Çünkü; tüketilen şeyler sadece teknoloji değil. Şimdi ne alakası var diyebilirsiniz. Bu konuya açıklık getirmeden önce belirtmek isterim ki teknoloji-sevgi,araç-sevgili kavramları arasındaki benzerlik inanılmaz boyutlara gelmiş bulunmaktadır. Bu bir kültürdür, sen ben teknolojiyi tüketirim arkadaşım ama tek eşlilikten sadakatten yanayım diyemezsin toplum olarak. Şimdi daha çok ne alakası var dediğinizi duyar gibiyim. İlaç içiyorsun, o an seni rahatlatıyor bu fakat yan etkilerini de riske etmek durumundasın,aynen böyle bir olgu tüketmek. Sen tüketirken rahatlıyorsun fakat aldığın risklerde oluyor. Nedir? Bu çok konuşulan "biz tüketim toplumu olduk" ibaresi. Yetinmek ile Tüketmek karşı karşıya geliyor. Eski yıllara gidiyoruz "Yetinmek" kral orada,günümüze geliyoruz kral değişmiş, yeni kralın adı "Tüketmek" olmuş. Yani "Zaman" kavramı çıkıyor karşımıza. Anlıyoruz sadece "Tüketim Toplumu" olmamışız,zamanda "Tüketim Zamanı" olmuş. Her şeyin başına koyduğumuz "Tüketim" kelimesi gelmiş "Sevgi" kelimesinin başına da konmuş. Konmuş da ne olmuş dediğinizi duyar gibiyim. Şu olmuş; hani çok meşhur bir araba firmasının sloganı var "Biz daha iyisini yapana kadar en iyisi bu" diye, ilişkilerde de şu mantık yerleşmiş Tüketim Toplumunda "Ben daha iyisini bulana kadar benim ki bu"...Her şey ama yaşadığımız her şeyin ömrü daha iyisini bulana kadar olmuş...Tüketim toplumundaki bu özelliği bir benzetmeyle süsleyelim; nasıl telefonların yeni çıkan modeli piyasaya sürülünce onun hayranı oluyoruz eskisini bırakıyoruz hemen, ilişkilerde böyle yaşanıyor artık. Bu da yazının başında bahsettiğim şu anlayışı ve kavramsal benzerliği doğuruyor; sevgi mi tüketim mi?, sevgili mi araç mı? Tüketim Toplumlarının bir diğer özelliği de burada ortaya çıkıyor işte: "Aynılaşmak"...Tüketim Toplumlarındaki insanlar birbirlerine benzerken dışarıda kalan insanları ise toplumdan dışlıyor; böylelikle bunların dışında kalan farklı çizgilerde aynılaşmak zorunda kalıyor; sonuç birbirinin aynısı bir toplum; birbirinin aynısı insanlar ve birbirinin aynısı ilişkiler yaşanıyor.

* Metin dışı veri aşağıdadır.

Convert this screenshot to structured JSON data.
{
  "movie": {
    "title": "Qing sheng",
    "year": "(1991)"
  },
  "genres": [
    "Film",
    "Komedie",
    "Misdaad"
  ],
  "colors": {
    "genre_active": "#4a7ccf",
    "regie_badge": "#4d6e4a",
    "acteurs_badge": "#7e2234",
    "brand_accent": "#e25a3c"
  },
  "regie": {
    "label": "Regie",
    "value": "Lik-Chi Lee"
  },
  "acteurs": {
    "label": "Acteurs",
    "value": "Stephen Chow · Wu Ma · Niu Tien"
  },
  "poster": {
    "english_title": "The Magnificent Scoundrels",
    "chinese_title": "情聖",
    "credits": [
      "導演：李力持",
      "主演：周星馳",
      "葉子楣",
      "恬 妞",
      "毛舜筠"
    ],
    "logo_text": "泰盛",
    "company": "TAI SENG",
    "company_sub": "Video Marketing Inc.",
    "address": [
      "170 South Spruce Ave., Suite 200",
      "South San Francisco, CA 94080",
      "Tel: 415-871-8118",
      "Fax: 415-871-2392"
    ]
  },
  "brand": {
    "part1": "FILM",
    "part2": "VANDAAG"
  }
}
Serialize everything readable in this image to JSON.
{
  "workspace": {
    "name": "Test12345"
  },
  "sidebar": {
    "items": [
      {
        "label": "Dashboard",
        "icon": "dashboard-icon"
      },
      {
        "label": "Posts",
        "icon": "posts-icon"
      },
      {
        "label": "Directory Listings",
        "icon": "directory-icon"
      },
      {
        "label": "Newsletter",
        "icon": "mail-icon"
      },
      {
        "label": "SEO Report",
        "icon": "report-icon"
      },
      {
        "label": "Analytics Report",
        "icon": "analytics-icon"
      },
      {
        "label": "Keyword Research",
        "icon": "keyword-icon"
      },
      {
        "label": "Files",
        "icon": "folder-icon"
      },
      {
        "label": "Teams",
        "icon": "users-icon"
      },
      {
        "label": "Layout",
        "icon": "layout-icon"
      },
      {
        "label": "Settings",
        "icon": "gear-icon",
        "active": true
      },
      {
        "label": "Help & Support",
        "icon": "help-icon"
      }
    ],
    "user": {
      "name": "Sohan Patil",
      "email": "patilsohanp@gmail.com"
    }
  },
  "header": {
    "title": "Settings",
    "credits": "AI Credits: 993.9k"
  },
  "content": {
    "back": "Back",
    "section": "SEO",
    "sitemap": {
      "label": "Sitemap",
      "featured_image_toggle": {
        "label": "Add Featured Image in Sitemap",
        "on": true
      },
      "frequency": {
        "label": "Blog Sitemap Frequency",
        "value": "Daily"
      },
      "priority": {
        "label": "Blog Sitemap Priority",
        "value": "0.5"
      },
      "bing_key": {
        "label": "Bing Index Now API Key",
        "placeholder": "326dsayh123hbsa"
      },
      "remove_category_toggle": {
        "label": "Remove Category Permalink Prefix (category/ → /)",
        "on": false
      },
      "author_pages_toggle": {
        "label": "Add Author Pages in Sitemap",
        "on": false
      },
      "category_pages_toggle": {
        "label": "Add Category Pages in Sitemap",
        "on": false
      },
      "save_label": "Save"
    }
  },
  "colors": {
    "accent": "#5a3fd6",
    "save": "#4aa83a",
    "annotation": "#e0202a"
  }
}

Ne büyük bir felaket aman tanrım! Evet ben böyle diyorum kendime çoğu zaman. Atilla İlhan ustanın "Kimi Sevsem Sensin" şiiri beliriveriyor aklımda birden; bu dizedeki "Aynılık" vurgusu ile günümüzdeki "Kimi Sevsem Sensin" aynılığını mukayese ediveriyor beynim. Kimi Sevsem "Blackberry", Kimi Sevsem "MANGO", Kimi Sevsem "Trendyol" diyesim geliyor. Bilemiyorum hala iyisin, hoşsun neden sevgilin yok dediklerinde ne derim nasıl izah ederim ama benim naçizane düşündüklerim böyle. Bu arada sevgililere de bir sözüm var: Burada anlatılanların sizinle hiç bir ilgisi yok, anlattıklarım tamamen benim art niyetim ve fesatlığım...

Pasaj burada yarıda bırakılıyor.